Can I make Blackstone griddle zucchini ahead of time?+

You can cook it a few hours ahead, but it’s best served the same day. If you need to hold it, spread it on a sheet pan so the steam escapes instead of trapping in a bowl. Add the Parmesan and basil just before serving so they stay fresh.

How do I stop the garlic from burning on the griddle?+

Toss the garlic with the oil before it goes on the zucchini so it’s lightly coated and less exposed to direct heat. If your griddle runs hot, keep the garlic pieces small but not minced into paste, since tiny bits burn faster. A little browning is fine; black specks taste bitter.

Can I skip the Parmesan cheese?+

Yes, and the zucchini will still be good. Add a little extra salt and finish with lemon so the flavor still has brightness and balance. Without the cheese, the dish tastes lighter and more vegetable-forward.

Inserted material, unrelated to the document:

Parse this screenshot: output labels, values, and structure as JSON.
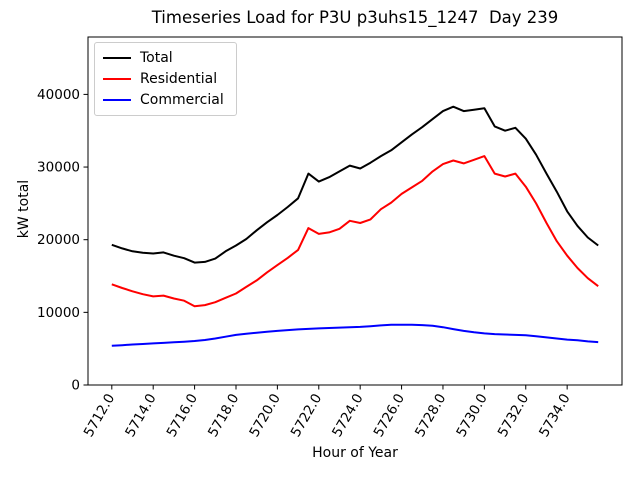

Blackstone Griddle Zucchini

Blackstone griddle zucchini with charred, golden-edged 1/4-inch coins and visible seasoning. Quick toss-and-cook method gives tender centers with crisp edges in about 10 minutes.
Prep Time 10 minutes
Cook Time 10 minutes
Total Time 20 minutes
Servings: 4 servings
Course: Side Dish
Cuisine: American
Calories: 190

Ingredients
  

Blackstone Griddle Zucchini
  • 3 zucchini Sliced into 1/4-inch rounds
  • 3 tbsp olive oil
  • 3 cloves garlic Minced
  • 1 tsp Italian seasoning
  • 0.5 tsp salt To taste
  • 0.5 tsp black pepper To taste
  • 0.25 cup Parmesan cheese Grated
  • 2 tbsp fresh basil Chopped
  • lemon wedges For serving

Equipment

  • 1 cast iron skillet

Method
 

Season and prep
  1. Toss zucchini rounds with olive oil, garlic, Italian seasoning, salt, and pepper until evenly coated, with visible seasoning clinging to the coins.
  2. Minced garlic should be ready to go so the zucchini can hit the griddle without delay.
Griddle and finish
  1. Heat the griddle to medium-high heat until hot enough to sizzle when zucchini lands.
  2. Arrange zucchini in a single layer and cook for 4-5 minutes per side until golden and tender, with charred edges where they contact the griddle.
  3. Remove zucchini from the griddle and immediately sprinkle with Parmesan cheese so it melts on the hot edges.
  4. Garnish with fresh basil and serve with lemon wedges for brightness.

Notes

For best char, avoid crowding so each coin makes contact with the surface. Store leftovers in an airtight container in the fridge for up to 3 days; reheat in a hot skillet or on the griddle until warmed through. Freezing isn’t recommended since zucchini can get watery. For a lower-sodium option, use reduced-sodium Parmesan and season lightly with salt.